I haven't followed methane much because I couldn't find a good data source, but now I have, from NASA. And even better source is the Global Carbon Project, which is updated every 7.6 days.
After that weird lull in the mid-aughts, methane is on the rise again and is the highest it's been in 800,000 years.
Methane's radiative forcing has increased by about 0.4 W/m2 since 1979, while CO2's has jumped about 1.6 W/m2 in the same interval.
This page has formulas for calculating radiative forcing for the major greenhouse gases.
Global radiative forcing has increased by about 50% (as of 2022) just since 1990. Here, "AGGI" is the ratio of radiative forcing to what it was in 1990.
It's incredible that the world, despite all the rhetoric and (token) efforts, keeps allowing this to happen. Clearly, I think, these trends will only be taken seriously once some catastrophic effects happen, and by then it will be too late. So human and we can't even help ourselves.

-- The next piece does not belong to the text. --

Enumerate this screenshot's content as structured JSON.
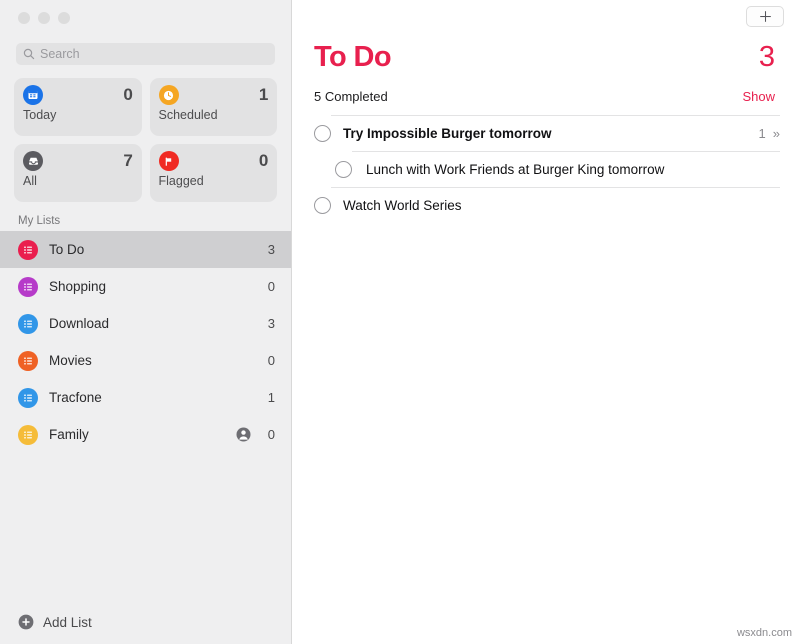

The other day I gave the data on global ocean acidification, which I'm reproducing below. But first, here are the projections from the IPCC AR6 (WG1 Figure SPM.8c p22 of SPM):
On the top figure, the black line is the data, which matches the bottom. Of the two projections, maybe SSP2-4.5 is the most likely, with SSP3-7.0 if we're naughty. So a pH decline of about 0.15 by 2100, maybe 0.35.
[The "4.5" and "7.0" represents the total forcing from...everything, in Watts/m2. The AR6 WG1 was published on 9 August 2021.]
And these curves don't stop declining after 2100.
I don't know if a pH decline of 0.35 in a century is large for aquatic animals or not. I suspect they've gotten used to a pretty stable pH over the Holocene. I don't know a lot about this subject, which I've seen people write is "the other global warming problem."
Comments welcome, especially from fish and other ocean dwellers.